When asked how many layers were covering the Lapis lazuli blue, Karolis clarified that the very first layer, applied during the furnishing of the apartment, was simply blue, and the brightness was uncovered during the renovation. Maybe it happened when the owner got rich?

When Karolis and Petras bought the apartment, it was in a tragic state. Its last owner inherited part of the apartment from his parents and then bought the remaining rooms. To put it mildly, he did not love this apartment and perhaps his life too. Of course, it suited the director of the Chernobyl series. The production team had somewhat cleaned up the apartment that became the home of Legasov in the series, so you will not see the real image on TV. But you will see it in the photographs if you come on the tour. I can only spoil one detail: the living room walls were of a greenish colour with brown stains as such decoration was popular at some point.

Photo by Arvydas Čiukšys

Interestingly, the colours and walls in this interior are not protected legally. “Bearing in mind that we have found national motifs under the paint in the first apartment, we carefully scratched the wall in this one by ourselves,” Karolis says. Wallpaper, paint, again wallpaper, and yet again paint…  After all, according to experts, people redo their walls around every ten years. Petras admits that back then, in 2017, when he saw the ultramarine, his brain generated an error, “Who could live in an ink-coloured interior?” Googling the ‘dark blue interiors’ opened up a whole new world of luxury and taste. “We didn’t grow up in such interiors, so it was new to us,” Karolis said. Later, Verutė Trečiokienė conducted a polychrome study here and determined the height of the painted area also discovering the golden bronze stripes. They were restored, although the owners were afraid that they would look cheap and tasteless. Unfortunately, this is how gold in interiors is viewed today. “However, we decided to be brave and restore everything to the way it was. And really, it couldn’t be better.”

The colour of the kitchen also changed from blue to orange in the interwar period. The first blue resembles water. It is the same in the bathroom and in the Art Deco Museum. However, the kitchen tiles contained brown rather than blue stripes, and these colours did not match. “We realized that during the interwar period, the standard of that time was chosen, unfortunately, it did not fit, so the situation was corrected with a layer of brownish-orange paint. Besides, the architectural style of the Amsterdam school is orange, brown, and black,” Karolis explains. Orange is a stimulating colour. The office walls are also painted orange. Then as well as now. It seems like a logical choice – rooms where you do something creative, be it related to pots and pans or papers.

There are two bedrooms in the apartment: one for the owner and one for guests. Let’s start with the latter. “We didn’t intend to open a museum here, we thought we would restore the interior and live there. Blue, orange… seemed fun and beautiful. It turned out that the walls were red in the guest room.

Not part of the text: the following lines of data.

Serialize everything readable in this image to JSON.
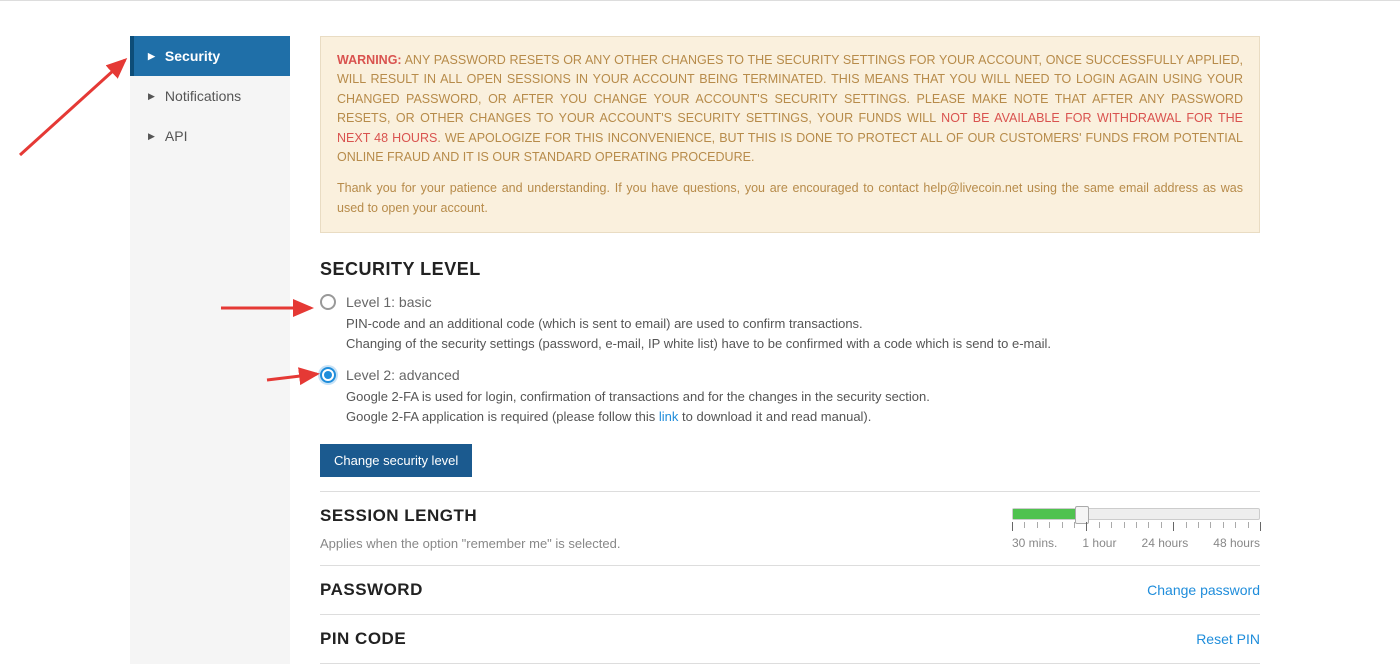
{
  "sidebar": {
    "items": [
      {
        "label": "Security",
        "active": true
      },
      {
        "label": "Notifications",
        "active": false
      },
      {
        "label": "API",
        "active": false
      }
    ]
  },
  "warning": {
    "prefix": "WARNING:",
    "text1": " ANY PASSWORD RESETS OR ANY OTHER CHANGES TO THE SECURITY SETTINGS FOR YOUR ACCOUNT, ONCE SUCCESSFULLY APPLIED, WILL RESULT IN ALL OPEN SESSIONS IN YOUR ACCOUNT BEING TERMINATED. THIS MEANS THAT YOU WILL NEED TO LOGIN AGAIN USING YOUR CHANGED PASSWORD, OR AFTER YOU CHANGE YOUR ACCOUNT'S SECURITY SETTINGS. PLEASE MAKE NOTE THAT AFTER ANY PASSWORD RESETS, OR OTHER CHANGES TO YOUR ACCOUNT'S SECURITY SETTINGS, YOUR FUNDS WILL ",
    "red": "NOT BE AVAILABLE FOR WITHDRAWAL FOR THE NEXT 48 HOURS",
    "text2": ". WE APOLOGIZE FOR THIS INCONVENIENCE, BUT THIS IS DONE TO PROTECT ALL OF OUR CUSTOMERS' FUNDS FROM POTENTIAL ONLINE FRAUD AND IT IS OUR STANDARD OPERATING PROCEDURE.",
    "thanks": "Thank you for your patience and understanding. If you have questions, you are encouraged to contact help@livecoin.net using the same email address as was used to open your account."
  },
  "securityLevel": {
    "title": "SECURITY LEVEL",
    "level1": {
      "label": "Level 1: basic",
      "desc1": "PIN-code and an additional code (which is sent to email) are used to confirm transactions.",
      "desc2": "Changing of the security settings (password, e-mail, IP white list) have to be confirmed with a code which is send to e-mail."
    },
    "level2": {
      "label": "Level 2: advanced",
      "desc1": "Google 2-FA is used for login, confirmation of transactions and for the changes in the security section.",
      "desc2a": "Google 2-FA application is required (please follow this ",
      "link": "link",
      "desc2b": " to download it and read manual)."
    },
    "button": "Change security level"
  },
  "sessionLength": {
    "title": "SESSION LENGTH",
    "sub": "Applies when the option \"remember me\" is selected.",
    "labels": [
      "30 mins.",
      "1 hour",
      "24 hours",
      "48 hours"
    ]
  },
  "password": {
    "title": "PASSWORD",
    "link": "Change password"
  },
  "pincode": {
    "title": "PIN CODE",
    "link": "Reset PIN"
  }
}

Wow, how could people live in red rooms?” Petras remembered and Karolis added that he seriously considered not to recreate the wall colour in this room. “Perhaps we had just seen too many tasteless ways of using it in the interior.” But when the silicate paint was mixed, and everything was painted and the dark stripes with a golden line added all worries vanished. Moderate, unusual, youthful, and modern! “Living in such an apartment, when you walk from the blue living room to the orange kitchen and the red bedroom, it is impossible to get the blues during the long gray winter.” That’s the advice, if not for this, then for the next cold season.

And what is special about silicate paint? After uncovering the original layers of paint, the owners were impressed by the depth of colour that resembled a fabric. Obviously, you cannot achieve this effect with lime paint. Chemical tests ordered at the Pranas Gudynas Restoration Center revealed that these are silicate paints made from natural ground silicate stones. The walls breathe through the pores in the stone, and it is the pores that create the effect of depth. They are matte and sharp – if you run your finger over them, they will be visible. So, in this apartment, you can do everything, sit on the sofas, open the cabinets, and touch the really magical-looking Persian carpets bought at auctions, but you can’t touch the walls. “We have acquired some habits. For example, we started noticing that during tours people keep bending over in one place, so we added a flower table there. And in another spot, we hung a rug on the wall,” Petras says.

The loudest “Ooooo” is heard when guests enter Henoch’s bedroom. Well, after visiting the ultramarine living room, you can’t expect anything better, but the owner’s private space does enchant you, first, with its size and then with its colour. During the research, it turned out that the first option was dark lilac, almost burgundy – in harmony with the rest of the rooms. The second layer is light lilac, with which a four-centimeter-wide gold stripe appeared, framed by ultramarine blue stripes. Perhaps the owner wanted more light in the bedroom but did not want to give up the idea.

Photos by Arvydas Čiukšys

I’m still very curious about where the three Amsterdam school colours come from. The guys say that orange bricks were popular in the Netherlands along with the tinted brown oak and black decors. “On the front facade of the house, you will see decorative balcony corbels, which are black just like the sculptures,” Petras points out. The sculptures depicting Mercury, the Roman god of trade, and Hephaestus, the Greek god of craftsmen, unlike most of the sculptures of that time in Kaunas, are slender and graceful. The colour of the facade of the house, recently restored with the support of the Kaunas heritage protection program, is close to ochre, orange/brown. It doesn’t stain, is not demanding, and does not stand out much in the overall colour palette.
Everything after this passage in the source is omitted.